In the 1990s, they made a decision they wanted to increase their cache and become more exclusive. Many of these schools had 30% - 50% admission rates back then.
This contrasts with say Canada which views a low acceptance rate as a negative. If a school is too “popular”, they figure out a way to make it larger. Those schools are all public…but an interesting approach.
Anonymous wrote:“I'm a Harvard grad. Traditionally the freshmen are housed in Harvard Yard. There are only so many rooms. “
My apologies. I forgot that Harvard is the only college on earth, & that there is a Massachusetts law that requires college students to live on campus. But hey, congrats on that Harvard Extension degree.
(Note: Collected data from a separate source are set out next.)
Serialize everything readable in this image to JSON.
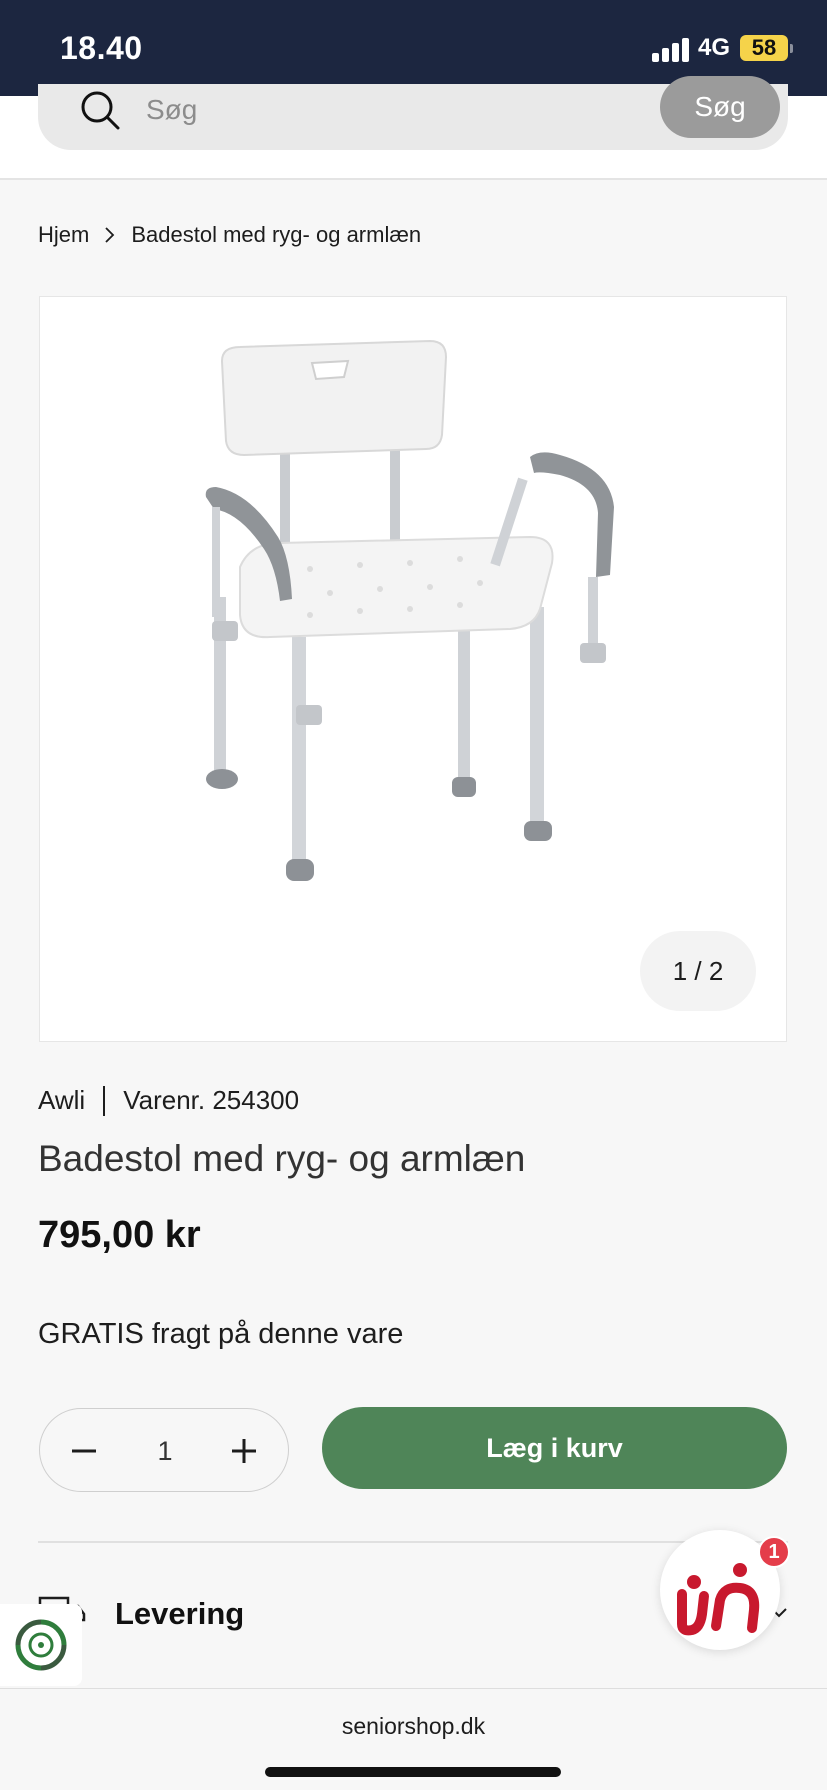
{
  "status_bar": {
    "time": "18.40",
    "network": "4G",
    "battery": "58"
  },
  "search": {
    "placeholder": "Søg",
    "button_label": "Søg"
  },
  "breadcrumb": {
    "home": "Hjem",
    "current": "Badestol med ryg- og armlæn"
  },
  "gallery": {
    "counter": "1 / 2",
    "image_alt": "Badestol med ryg- og armlæn"
  },
  "product": {
    "brand": "Awli",
    "sku_label": "Varenr. 254300",
    "title": "Badestol med ryg- og armlæn",
    "price": "795,00 kr",
    "shipping_note": "GRATIS fragt på denne vare"
  },
  "cart": {
    "quantity": "1",
    "add_label": "Læg i kurv"
  },
  "sections": {
    "delivery_label": "Levering"
  },
  "chat": {
    "badge_count": "1"
  },
  "browser": {
    "url": "seniorshop.dk"
  },
  "colors": {
    "header_bg": "#1c2640",
    "accent_green": "#4f8558",
    "chat_red": "#c8192e"
  }
}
Anonymous wrote:Yes and on the subject, why don't restaurants I want to eat in just add more tables? And when there is traffic why not make the road wider? And make more seats on the plane so I don't have to connect in Atlanta. And why doesn't Taylor Swift just have the stadium enlarged so we can all have tickets? And can't they just grow more rice? I mean is it that hard? There's a global rice shortage you know.
Anonymous wrote:Anonymous wrote:Anonymous wrote:OP, what part of "there are only so many slots for the top students" - do you not understand? Are you not a top applicant, and therefore, begrudging those who are?
The question is why there are so few slots. There are more students now than there were 20, 40, 80 years ago, at the same academic caliber.
As explained in numerous posts above, physical facilities have limits.